On top of that, it’s difficult for researchers to make the transition because regulators have yet to clearly spell out what is needed for an alternative model to replace an existing animal-based test, says Breanne Kincaid, a doctoral student in environmental engineering at Johns Hopkins. Although the FDA and EPA broadly state that they will accept nonanimal toxicity data, their regulators have not “put pen to paper to say these are the accepted standards you need to meet to use your model,” she continues. This means scientists who use alternative methods have no guarantee that findings they submit to regulators “won’t simply be met with a vote of no confidence and a request for additional animal data.”

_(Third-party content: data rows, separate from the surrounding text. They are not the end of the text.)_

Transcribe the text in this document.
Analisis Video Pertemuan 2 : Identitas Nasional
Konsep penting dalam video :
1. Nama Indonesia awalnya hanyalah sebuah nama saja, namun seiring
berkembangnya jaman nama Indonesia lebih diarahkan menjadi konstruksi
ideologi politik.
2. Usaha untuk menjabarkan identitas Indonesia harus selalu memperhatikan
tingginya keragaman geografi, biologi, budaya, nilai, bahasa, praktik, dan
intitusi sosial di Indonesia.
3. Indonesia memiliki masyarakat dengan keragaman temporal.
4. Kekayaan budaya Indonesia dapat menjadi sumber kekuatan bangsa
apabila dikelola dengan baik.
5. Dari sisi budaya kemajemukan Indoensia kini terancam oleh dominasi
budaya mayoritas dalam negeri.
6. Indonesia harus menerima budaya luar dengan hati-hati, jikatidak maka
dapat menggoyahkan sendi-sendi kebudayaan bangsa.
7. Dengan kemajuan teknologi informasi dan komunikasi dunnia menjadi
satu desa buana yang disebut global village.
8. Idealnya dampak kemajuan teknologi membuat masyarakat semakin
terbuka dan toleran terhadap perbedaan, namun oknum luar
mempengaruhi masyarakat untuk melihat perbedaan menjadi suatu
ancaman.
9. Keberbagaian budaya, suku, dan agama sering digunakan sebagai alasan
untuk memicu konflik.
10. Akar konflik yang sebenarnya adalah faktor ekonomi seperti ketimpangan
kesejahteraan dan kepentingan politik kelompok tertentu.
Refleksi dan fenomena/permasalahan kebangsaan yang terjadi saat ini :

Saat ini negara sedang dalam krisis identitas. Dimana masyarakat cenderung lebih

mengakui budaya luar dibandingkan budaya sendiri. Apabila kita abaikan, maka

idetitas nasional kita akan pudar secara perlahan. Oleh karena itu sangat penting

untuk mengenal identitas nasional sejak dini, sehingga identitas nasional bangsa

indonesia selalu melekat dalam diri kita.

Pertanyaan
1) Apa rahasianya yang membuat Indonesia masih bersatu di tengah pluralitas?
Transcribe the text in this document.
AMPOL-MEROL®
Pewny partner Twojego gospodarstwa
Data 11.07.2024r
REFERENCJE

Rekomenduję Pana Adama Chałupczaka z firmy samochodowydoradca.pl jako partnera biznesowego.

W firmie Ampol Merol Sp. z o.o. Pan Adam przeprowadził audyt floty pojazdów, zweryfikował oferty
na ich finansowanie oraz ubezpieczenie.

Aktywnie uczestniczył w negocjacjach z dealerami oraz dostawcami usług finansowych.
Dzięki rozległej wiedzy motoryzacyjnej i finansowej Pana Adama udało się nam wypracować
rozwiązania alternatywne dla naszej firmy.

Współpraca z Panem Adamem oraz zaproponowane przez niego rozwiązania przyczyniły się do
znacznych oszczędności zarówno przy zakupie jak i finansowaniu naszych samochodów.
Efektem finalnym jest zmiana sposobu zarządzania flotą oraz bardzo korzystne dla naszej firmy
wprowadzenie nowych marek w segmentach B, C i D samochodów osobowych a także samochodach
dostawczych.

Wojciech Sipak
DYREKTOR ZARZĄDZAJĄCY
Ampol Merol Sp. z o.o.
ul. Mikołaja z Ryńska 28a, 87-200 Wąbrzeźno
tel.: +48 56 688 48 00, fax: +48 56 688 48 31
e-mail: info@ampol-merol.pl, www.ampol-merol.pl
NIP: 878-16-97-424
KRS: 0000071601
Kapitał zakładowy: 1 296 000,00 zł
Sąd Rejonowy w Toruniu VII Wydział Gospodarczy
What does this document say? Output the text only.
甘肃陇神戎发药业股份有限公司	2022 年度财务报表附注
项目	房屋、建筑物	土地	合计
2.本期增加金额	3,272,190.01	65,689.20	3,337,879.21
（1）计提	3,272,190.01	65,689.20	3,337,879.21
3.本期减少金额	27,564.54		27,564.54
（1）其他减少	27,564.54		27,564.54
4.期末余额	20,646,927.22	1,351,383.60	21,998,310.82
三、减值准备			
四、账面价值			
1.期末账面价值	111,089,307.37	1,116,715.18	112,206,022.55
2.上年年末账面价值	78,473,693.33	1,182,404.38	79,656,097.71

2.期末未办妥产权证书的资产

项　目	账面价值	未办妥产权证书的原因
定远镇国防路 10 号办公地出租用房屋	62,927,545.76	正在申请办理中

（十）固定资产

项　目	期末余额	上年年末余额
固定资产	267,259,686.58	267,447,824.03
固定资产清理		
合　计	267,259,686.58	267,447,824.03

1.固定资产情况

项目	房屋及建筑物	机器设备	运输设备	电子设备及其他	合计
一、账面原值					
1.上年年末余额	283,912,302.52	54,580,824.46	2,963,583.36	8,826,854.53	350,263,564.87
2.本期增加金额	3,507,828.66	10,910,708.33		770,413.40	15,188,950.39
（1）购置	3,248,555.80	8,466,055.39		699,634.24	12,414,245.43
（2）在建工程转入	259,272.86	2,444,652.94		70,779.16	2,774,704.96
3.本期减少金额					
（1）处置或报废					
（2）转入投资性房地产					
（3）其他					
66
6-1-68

Policymakers have also sent mixed signals about whether labs should be investing in alternative methods. When President Biden signed the FDA Modernization Act 2.0 in 2022, the new law did away with a 1938 mandate that animal testing be a part of every new drug application and authorized the use of the best nonclinical model instead. The Modernization Act is “a really encouraging sign of change,” Locke says, but it has yet to filter down to specific guidelines, standards or policies.
In response to questions about the agency’s plans for translating the Modernization Act to real-world decision-making, an FDA spokesperson wrote, “While the FDA is committed to doing all that it can to reduce the reliance on animal-based studies in the broad context of human drug development, animal testing is scientifically necessary in most circumstances because the current state of science does not support replacing all animal studies with alternative methods.”
That stance could change if the FDA Modernization Act 3.0, introduced by legislators in February 2024, is passed. It would require the FDA to establish a process for qualifying new methodologies so they can be used for drug development. This year the NIH distributed upward of $30 million to several academic centers that will work with input from the FDA over the next five years to qualify some organ and tissue chips as sanctioned drug-development tools. If the bill passes, “I’d anticipate a surge in demand for these things, largely coming from the pharmaceutical industry,” Tagle says.
Tagle and his colleagues recently secured around $300 million from the NIH Common Fund for a 10-year project to develop and validate new methods for biomedical research. The Complement Animal Research in Experimentation program will encourage interdisciplinary teams that include engineers, computational scientists and physicists to advance scientific development and regulatory acceptance of nonanimal methods. Reaching the next generation of scientists through workshops and conferences is another integral part of the plan, Tagle says, “so that when they start their own labs, it becomes natural for them to employ those new technologies.”